Conditions could be worse, Harrisburg farmer Wimpy said.

“This would have been even more progressed had we not started putting in place conservation practices over this past 30 years,” he said.

Many Cache area farmers have built reservoirs, constructed systems to capture runoff irrigation water for reuse, leveled their land to improve irrigation efficiency and improved irrigation techniques, Wimpy said.

But geological conditions pose a real challenge, he said.

“It’s a silt-loam soil over a clay pan, so you don’t have percolation of the water back down into the aquifer, which makes it wonderful for rice production,”where holding water on a field is important, Wimpy said.

“But we get very little surface recharge because of that impermeable layer,” he said.

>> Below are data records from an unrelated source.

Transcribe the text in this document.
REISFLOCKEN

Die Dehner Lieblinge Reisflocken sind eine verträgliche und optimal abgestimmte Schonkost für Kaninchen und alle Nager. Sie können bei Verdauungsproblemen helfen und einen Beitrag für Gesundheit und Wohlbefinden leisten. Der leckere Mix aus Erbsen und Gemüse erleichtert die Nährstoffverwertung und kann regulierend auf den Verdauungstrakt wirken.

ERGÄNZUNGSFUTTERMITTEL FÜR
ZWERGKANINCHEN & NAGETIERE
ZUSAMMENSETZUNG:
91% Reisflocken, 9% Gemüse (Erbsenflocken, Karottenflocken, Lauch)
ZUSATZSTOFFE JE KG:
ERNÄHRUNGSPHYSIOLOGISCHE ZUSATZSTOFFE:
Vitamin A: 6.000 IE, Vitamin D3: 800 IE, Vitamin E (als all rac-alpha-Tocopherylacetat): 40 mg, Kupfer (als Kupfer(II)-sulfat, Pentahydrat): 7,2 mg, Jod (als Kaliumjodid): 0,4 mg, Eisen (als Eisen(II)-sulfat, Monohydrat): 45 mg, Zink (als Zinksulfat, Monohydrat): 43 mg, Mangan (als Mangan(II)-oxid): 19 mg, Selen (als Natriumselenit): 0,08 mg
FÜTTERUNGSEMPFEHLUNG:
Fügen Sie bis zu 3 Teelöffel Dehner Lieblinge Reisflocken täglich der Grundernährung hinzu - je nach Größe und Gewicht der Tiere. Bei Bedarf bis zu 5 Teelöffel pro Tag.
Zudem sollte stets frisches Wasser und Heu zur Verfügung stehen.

There is no “silver bullet” that will solve the study area’s water needs, water resources chief Smith said.

But Wimpy believes that area farmers need to use more surface water, drawing from the L’Anguille River and its tributaries.

Further improvements to irrigation efficiency are important, said Kalven Trice, state conservationist with the U.S. Department of Agriculture’s Natural Resources Conservation Service.

“Some tough decisions have to be made over the next 10 to 15 years,” Trice said.

The Natural Resource Commission’s 2008 groundwater report minces no words about the severity of eastern Arkansas’ aquifer problems.

“If conservation and the development of excess surface water are not successfully implemented in the impaired areas in the very near future, the State will have to consider regulatory alternatives to preserve the aquifers at a sustainable level,” the report states.

Charles Glover, chairman of the Poinsett County Conservation District, said he would like to use carrots rather than sticks to address the problem.

Critical-area designation would provide a number of carrots, Glover said.

However, it remains to be seen whether corrective action will be taken soon enough, said irrigation district manager Carman.

“Groundwater doesn’t have a sponsor anywhere ... until such time that you’re out of it.”